A few of their stunts:
--Hatcher, who has flourished in Gibson's third spot in the order, delivered a hit-and-run single in the first inning that moved Steve Sax to third and set up a 2-run inning.
--Davis' hard grounder to second, which Glenn Hubbard fumbled into an error, scored Sax in the first inning.
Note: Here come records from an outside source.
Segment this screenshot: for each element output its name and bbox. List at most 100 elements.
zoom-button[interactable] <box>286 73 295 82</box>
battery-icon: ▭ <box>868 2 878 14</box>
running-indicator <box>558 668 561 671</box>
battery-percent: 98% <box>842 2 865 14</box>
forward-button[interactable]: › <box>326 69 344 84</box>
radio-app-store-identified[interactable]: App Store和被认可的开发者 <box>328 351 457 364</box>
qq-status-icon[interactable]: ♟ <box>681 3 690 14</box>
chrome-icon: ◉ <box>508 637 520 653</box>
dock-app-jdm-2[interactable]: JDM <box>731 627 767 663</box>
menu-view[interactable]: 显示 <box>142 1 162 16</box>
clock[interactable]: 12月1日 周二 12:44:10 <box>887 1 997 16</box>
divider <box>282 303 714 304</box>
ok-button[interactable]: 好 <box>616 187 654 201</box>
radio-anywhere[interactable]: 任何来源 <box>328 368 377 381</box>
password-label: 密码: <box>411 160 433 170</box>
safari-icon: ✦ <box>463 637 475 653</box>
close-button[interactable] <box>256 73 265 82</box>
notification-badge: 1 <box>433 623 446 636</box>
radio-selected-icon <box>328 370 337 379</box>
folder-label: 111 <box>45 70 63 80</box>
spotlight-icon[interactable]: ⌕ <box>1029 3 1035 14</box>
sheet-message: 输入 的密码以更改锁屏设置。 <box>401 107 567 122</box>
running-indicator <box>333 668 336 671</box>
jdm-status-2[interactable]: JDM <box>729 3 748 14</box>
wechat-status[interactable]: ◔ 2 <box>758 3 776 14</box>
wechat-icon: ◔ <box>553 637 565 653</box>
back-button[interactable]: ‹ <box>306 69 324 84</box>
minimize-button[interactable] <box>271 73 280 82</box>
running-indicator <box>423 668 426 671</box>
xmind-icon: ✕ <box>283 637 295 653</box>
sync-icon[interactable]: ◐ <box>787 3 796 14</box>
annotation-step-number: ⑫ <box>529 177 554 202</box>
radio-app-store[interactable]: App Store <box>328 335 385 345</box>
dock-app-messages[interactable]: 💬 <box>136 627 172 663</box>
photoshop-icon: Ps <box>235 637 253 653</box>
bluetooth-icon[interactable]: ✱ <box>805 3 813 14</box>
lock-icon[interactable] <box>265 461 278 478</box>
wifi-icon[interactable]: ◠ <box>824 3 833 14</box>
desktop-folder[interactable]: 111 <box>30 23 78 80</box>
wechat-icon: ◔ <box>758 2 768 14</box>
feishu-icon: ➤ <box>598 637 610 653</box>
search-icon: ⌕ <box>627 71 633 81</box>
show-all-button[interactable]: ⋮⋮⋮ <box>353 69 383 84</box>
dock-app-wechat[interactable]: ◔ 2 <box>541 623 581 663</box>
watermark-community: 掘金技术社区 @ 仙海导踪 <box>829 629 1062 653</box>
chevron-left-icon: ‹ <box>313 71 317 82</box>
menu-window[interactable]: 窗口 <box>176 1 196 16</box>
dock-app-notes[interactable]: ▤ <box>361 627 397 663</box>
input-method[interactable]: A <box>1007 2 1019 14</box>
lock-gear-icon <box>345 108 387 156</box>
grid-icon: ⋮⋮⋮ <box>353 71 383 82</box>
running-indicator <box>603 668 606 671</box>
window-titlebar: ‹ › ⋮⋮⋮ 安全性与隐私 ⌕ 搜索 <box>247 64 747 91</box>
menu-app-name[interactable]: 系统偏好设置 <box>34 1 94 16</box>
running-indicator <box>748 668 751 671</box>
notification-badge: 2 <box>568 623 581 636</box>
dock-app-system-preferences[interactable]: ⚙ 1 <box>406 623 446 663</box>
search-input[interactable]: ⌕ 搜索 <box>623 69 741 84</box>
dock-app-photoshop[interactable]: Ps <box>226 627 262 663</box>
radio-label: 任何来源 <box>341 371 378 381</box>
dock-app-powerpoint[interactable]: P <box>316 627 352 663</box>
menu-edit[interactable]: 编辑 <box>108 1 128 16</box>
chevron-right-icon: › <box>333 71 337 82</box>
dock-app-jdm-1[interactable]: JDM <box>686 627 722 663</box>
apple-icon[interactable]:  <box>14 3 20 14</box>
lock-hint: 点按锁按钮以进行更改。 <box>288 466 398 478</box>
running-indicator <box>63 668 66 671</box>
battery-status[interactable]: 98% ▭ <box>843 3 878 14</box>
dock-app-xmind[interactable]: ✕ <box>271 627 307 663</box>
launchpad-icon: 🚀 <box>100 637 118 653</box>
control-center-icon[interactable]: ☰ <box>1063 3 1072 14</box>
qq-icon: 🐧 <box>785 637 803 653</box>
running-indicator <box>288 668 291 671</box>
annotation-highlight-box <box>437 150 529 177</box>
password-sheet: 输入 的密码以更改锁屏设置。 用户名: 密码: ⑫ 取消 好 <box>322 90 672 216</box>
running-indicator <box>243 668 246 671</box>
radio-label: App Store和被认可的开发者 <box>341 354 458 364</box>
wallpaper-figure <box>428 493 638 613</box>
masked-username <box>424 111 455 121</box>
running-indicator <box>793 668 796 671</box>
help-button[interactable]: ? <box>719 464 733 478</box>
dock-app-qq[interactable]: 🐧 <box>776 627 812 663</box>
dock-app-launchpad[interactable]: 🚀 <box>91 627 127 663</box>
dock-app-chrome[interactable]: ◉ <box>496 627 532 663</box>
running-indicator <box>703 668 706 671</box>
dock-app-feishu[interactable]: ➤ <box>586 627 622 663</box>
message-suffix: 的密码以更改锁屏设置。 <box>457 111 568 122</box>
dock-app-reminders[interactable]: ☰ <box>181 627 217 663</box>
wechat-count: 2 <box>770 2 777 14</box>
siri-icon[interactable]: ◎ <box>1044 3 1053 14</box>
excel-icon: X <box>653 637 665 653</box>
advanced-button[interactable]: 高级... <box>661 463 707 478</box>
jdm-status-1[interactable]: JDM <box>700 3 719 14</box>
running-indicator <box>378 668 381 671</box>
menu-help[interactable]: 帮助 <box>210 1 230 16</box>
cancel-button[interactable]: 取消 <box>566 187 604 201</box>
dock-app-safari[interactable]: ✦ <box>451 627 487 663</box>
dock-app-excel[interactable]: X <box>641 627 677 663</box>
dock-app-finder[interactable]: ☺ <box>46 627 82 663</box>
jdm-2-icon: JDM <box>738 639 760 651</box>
And Davis' liner that A's shortstop Walt Weiss misplayed into an error in the third inning accounted for the Dodgers' third run.
--And Stubbs began the third-inning rally with a double to right field.
"We usually have a lineup of Gibson, Marshall and Shelby, but tonight the lineup was a total mish-mash," Scioscia said. "Tommy had to put a lineup out there, and the one he did got the job done."
Among the admirers on the bench was Gibson, who said he definitely would not start tonight.
"Up to this point, they've done it without me just fine," Gibson said. "These guys who are playing, they aren't worried about me or Marshall or Tudor. They are just trying to win.
"We understand we're beat up. We understand that the Oakland A's are a great team you can't keep down long. We know we can't get complacent. But we also know we just have to win 1 of 3 games."
If the Dodgers' outstanding pitching holds, that goal figures to be achieved.
The Dodgers might have had some doubts heading into Game 4. Belcher, in his rocky Game 1 outing, had shown signs of a rookie unraveling. As late as Tuesday, he still seemed overcome by the World Series experience, missing a news conference because he took the wrong BART train.
But somehow, Belcher made it to the Coliseum in time for his start Wednesday, and he made the most of it.
He was nursing a 3-1 lead in the sixth when Carney Lansford broke an 0-for-12 slump with a run-scoring single to slash the Dodger lead to 1. But the Dodgers reclaimed a 2-run lead in the seventh with a run that was scored on Tracy Woodson's ground-out.
Belcher, tiring after throwing more than 100 pitches, lost it in the bottom of the seventh--not the lead, just his dominating pitching form.
Howell was summoned, and despite the urgings of the 49,317 fans at the Coliseum, the A's could not produce a come-from-behind sequel against him.